Donker-hoog de dooden op het wit, waar-in zij door de vorst niet zinken, en wel gestoord hun rust door Polen of Kozakken, die buit in kleeren zochten. Ook stijve voeten bloot gemaakt door die slecht schoeisel hadden.
De zon-in-dalen achter wolken weg, die grauw van sneeuw, en rood omrand. Groote schaduwen over 't land - één doodschheid van verlaten wit, waaruit het zwart van schaarsche stammen in spoken-vaagheid op, en rillen. In 't komen van de duisternis sneeuw-opvlagen in winter-stof door wind, die dood aanbracht en klaagde hoog.
Toen was het, dat er Russen van achter struiken kwamen, met blankheid dik bestoven. Zij weifelen op hoogen grond, maar zien hoe klein de troep met groot misbaar omlaag gereden op lang-behaarde paarden, die klein als hitten waren.

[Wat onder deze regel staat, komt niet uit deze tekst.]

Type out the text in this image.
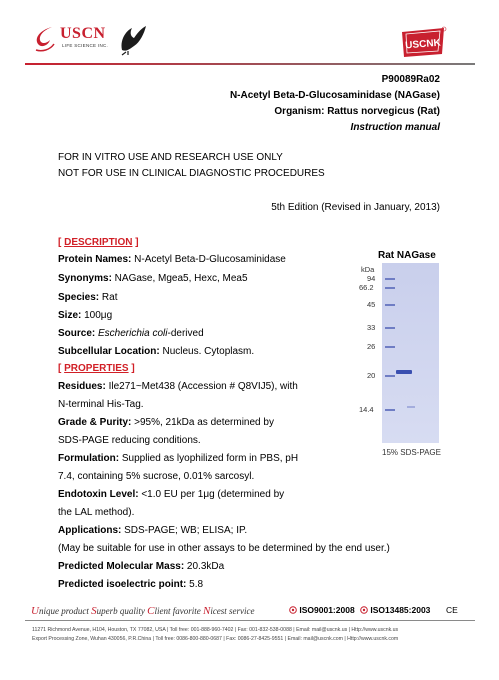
USCN
LIFE SCIENCE INC.	USCNK
P90089Ra02
N-Acetyl Beta-D-Glucosaminidase (NAGase)
Organism: Rattus norvegicus (Rat)
Instruction manual
FOR IN VITRO USE AND RESEARCH USE ONLY
NOT FOR USE IN CLINICAL DIAGNOSTIC PROCEDURES
5th Edition (Revised in January, 2013)
[ DESCRIPTION ]
Protein Names: N-Acetyl Beta-D-Glucosaminidase
Synonyms: NAGase, Mgea5, Hexc, Mea5
Species: Rat
Size: 100μg
Source: Escherichia coli-derived
Subcellular Location: Nucleus. Cytoplasm.
[ PROPERTIES ]
Residues: Ile271~Met438 (Accession # Q8VIJ5), with
N-terminal His-Tag.
Grade & Purity: >95%, 21kDa as determined by
SDS-PAGE reducing conditions.
Formulation: Supplied as lyophilized form in PBS, pH
7.4, containing 5% sucrose, 0.01% sarcosyl.
Endotoxin Level: <1.0 EU per 1μg (determined by
the LAL method).
Applications: SDS-PAGE; WB; ELISA; IP.
(May be suitable for use in other assays to be determined by the end user.)
Predicted Molecular Mass: 20.3kDa
Predicted isoelectric point: 5.8
Rat NAGase
kDa
94
66.2
45
33
26
20
14.4
15% SDS-PAGE
Unique product Superb quality Client favorite Nicest service	ISO9001:2008	ISO13485:2003 CE
11271 Richmond Avenue, H104, Houston, TX 77082, USA | Toll free: 001-888-960-7402 | Fax: 001-832-538-0088 | Email: mail@uscnk.us | Http://www.uscnk.us
Export Processing Zone, Wuhan 430056, P.R.China | Toll free: 0086-800-880-0687 | Fax: 0086-27-8425-9551 | Email: mail@uscnk.com | Http://www.uscnk.com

Sneeuw opstuiven als zand. Paarden, onbeslagen, afglijden op ijzel-grond met strak-vooruitte pooten, en voor het rooiehelle van de zon, weer vrij van wolken zijn, Tartaren, ruig en donker hoog, woestelijk zwaaien op hun beesten. Kromme sabels somber flitsen boven mutsen, zwarte lansen dalen met rood-ijzer door den gloed. Schapenvachten in den wind; boven lijven schuins vooruit naast langgerekte halzen, om eerder goed te treffen.
De Franschen één dichte hoop, waarin de kou steeds dooden maken. In d'avond-winterzon geweerloopen met vurigheid schuins-op, maar vingers stijf geworden, de trekkers niet bewegen kunnen; schoten schaarsch, en veel te hoog met droog geluid, als hout, dat kraken. Armen krachteloos-koud, moeielijk sabels trekken, maar de meesten, die vluchtendstonden weerloos zijn, en luid hun angst over het barre land.
De schok. Paarden-borsten tegen menschen, die gleden onder uit, en grepen naar de wasem-koppen. Voor oogen, groot door angst, ijs, dat aan gebitten hing. Een ruige tronie, hoog, met vuile baard die wit bevroren, in even-schijn door pulvervlam van een pistool, en door het schot een, stijf van kou, werd neergestreken.
Open handen op-vooruit, hoofden angstig afgewend, als speren naderen snel, die diep in lijven doken.